Strain specific B7-H3 expression analysis in wild-type C57BL/6 mice and homozygous humanized B-hCD3EDG/hCD28/hB7-H3 mice by western blotting. Tissues of liver, spleen, lung and kidney were collected from wild-type C57BL/6 mice and homozygous B-hCD3EDG/hCD28/hB7-H3 mice (female, 6-week-old, n=1), and analyzed by western blotting with species-specific anti-human B7-H3 antibody (abcam, ab219648). Human B7-H3 was exclusively detectable in homozygous B-hCD3EDG/hCD28/hB7-H3 mice, but not in wild-type C57BL/6 mice.
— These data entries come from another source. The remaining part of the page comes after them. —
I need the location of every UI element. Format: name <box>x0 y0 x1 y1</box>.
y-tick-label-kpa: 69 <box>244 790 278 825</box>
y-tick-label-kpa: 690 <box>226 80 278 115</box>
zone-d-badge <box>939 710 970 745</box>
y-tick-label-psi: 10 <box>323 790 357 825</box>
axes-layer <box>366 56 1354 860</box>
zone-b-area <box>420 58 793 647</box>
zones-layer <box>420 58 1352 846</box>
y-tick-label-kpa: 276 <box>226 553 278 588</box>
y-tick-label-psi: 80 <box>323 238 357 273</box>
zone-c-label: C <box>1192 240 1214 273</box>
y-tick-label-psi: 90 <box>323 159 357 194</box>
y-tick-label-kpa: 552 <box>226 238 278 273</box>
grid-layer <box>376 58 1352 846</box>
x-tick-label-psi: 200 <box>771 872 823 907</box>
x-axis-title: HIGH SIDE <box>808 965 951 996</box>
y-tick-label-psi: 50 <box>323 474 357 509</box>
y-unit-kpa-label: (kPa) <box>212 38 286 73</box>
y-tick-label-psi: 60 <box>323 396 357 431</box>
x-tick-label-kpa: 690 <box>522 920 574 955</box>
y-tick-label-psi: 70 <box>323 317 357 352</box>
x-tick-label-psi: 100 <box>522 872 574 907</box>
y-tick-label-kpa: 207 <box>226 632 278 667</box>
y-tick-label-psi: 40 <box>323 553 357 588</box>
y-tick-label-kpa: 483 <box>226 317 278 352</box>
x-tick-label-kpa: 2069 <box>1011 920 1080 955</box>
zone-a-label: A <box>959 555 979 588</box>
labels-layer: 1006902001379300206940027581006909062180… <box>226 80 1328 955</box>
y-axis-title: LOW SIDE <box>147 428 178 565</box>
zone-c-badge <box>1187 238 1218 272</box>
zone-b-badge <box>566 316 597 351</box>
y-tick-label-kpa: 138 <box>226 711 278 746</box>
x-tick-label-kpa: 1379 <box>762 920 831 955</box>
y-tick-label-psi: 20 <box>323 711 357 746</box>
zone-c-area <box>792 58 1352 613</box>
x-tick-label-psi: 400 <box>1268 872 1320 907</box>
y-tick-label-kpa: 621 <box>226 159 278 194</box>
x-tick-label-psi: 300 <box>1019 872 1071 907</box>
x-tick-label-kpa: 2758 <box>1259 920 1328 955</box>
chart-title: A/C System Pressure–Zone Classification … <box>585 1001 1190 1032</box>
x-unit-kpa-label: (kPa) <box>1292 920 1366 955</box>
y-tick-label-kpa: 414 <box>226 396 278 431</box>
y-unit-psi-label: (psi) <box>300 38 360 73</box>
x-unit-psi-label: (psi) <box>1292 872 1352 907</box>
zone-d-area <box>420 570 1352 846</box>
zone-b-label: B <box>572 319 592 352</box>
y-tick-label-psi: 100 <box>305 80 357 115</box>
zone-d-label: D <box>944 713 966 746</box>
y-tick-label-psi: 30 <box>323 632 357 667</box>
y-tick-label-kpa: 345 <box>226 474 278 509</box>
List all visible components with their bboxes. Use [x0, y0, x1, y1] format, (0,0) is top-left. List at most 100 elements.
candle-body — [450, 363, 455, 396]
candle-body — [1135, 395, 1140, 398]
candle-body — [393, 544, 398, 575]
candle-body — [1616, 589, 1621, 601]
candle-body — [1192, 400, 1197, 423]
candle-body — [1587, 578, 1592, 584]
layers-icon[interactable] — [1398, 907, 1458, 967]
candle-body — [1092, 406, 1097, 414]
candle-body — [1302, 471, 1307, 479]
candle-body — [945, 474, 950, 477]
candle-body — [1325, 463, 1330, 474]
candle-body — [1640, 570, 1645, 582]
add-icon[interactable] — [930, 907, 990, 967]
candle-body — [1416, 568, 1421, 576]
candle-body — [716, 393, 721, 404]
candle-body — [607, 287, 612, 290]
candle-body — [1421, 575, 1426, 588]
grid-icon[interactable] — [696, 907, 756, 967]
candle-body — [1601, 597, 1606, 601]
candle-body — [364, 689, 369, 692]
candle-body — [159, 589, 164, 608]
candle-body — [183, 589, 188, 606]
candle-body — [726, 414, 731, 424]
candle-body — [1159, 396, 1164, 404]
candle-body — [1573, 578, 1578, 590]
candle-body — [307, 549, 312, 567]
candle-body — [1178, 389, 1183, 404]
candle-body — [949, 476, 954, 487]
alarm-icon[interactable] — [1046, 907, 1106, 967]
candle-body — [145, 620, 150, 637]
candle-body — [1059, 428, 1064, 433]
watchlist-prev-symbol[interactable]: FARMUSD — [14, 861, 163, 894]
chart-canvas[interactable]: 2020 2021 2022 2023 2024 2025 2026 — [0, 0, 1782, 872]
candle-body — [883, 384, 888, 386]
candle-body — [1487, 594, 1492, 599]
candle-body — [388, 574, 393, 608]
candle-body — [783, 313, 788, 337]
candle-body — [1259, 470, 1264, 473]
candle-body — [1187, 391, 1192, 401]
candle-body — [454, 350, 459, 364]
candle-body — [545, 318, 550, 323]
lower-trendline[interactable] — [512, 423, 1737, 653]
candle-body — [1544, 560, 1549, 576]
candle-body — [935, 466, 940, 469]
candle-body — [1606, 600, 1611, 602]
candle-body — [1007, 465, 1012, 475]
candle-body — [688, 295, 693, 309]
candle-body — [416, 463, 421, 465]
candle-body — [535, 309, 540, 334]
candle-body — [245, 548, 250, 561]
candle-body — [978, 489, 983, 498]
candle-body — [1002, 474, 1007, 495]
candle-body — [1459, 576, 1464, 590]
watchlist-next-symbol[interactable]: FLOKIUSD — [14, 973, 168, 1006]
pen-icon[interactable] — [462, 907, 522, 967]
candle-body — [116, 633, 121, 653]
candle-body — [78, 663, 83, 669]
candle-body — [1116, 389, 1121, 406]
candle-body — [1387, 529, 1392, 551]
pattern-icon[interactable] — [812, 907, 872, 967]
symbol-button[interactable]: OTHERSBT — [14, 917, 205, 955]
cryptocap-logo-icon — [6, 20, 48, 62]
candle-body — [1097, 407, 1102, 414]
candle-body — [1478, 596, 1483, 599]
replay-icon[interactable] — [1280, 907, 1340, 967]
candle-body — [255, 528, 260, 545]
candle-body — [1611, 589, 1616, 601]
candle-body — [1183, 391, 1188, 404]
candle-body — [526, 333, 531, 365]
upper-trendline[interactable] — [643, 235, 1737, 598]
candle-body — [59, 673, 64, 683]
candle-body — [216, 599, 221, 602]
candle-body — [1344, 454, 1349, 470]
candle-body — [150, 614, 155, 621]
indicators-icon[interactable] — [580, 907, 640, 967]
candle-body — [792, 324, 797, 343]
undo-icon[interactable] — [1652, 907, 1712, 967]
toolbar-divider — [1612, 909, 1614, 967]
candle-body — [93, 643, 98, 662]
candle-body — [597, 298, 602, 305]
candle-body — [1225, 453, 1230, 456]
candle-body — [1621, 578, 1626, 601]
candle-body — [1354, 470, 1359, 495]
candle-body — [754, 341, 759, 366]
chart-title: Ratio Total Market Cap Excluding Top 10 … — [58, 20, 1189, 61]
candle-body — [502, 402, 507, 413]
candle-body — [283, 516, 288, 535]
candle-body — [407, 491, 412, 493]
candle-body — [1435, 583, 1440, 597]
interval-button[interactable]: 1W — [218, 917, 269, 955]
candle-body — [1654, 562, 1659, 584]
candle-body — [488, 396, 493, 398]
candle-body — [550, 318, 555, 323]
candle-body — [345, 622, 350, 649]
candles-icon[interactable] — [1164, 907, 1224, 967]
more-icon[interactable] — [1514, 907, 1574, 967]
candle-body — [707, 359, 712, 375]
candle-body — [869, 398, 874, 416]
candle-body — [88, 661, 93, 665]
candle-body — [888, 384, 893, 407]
Frequency of leukocyte subpopulations in spleen by flow cytometry. Splenocytes were isolated from wild-type C57BL/6 mice and homozygous B-hCD3EDG/hCD28/hB7-H3 mice (female, 6-week-old, n=3). A. Flow cytometry analysis of the splenocytes was performed to assess the frequency of leukocyte subpopulations. B. Frequency of T cell subpopulations. Frequencies of T cells, B cells, NK cells, DCs, monocytes, macrophages, neutrophils, CD4+ T cells, CD8+ T cells and Tregs in B-hCD3EDG/hCD28/hB7-H3 mice were similar to those in C57BL/6 mice, demonstrating that humanization of CD3EDG, CD28 and B7-H3 does not change the frequency or distribution of these cell types in spleen. The frequency of leukocyte subpopulations in blood and lymph nodes of B-hCD3EDG/hCD28/hB7-H3 mice were also comparable to wild-type C57BL/6 mice (Data not shown).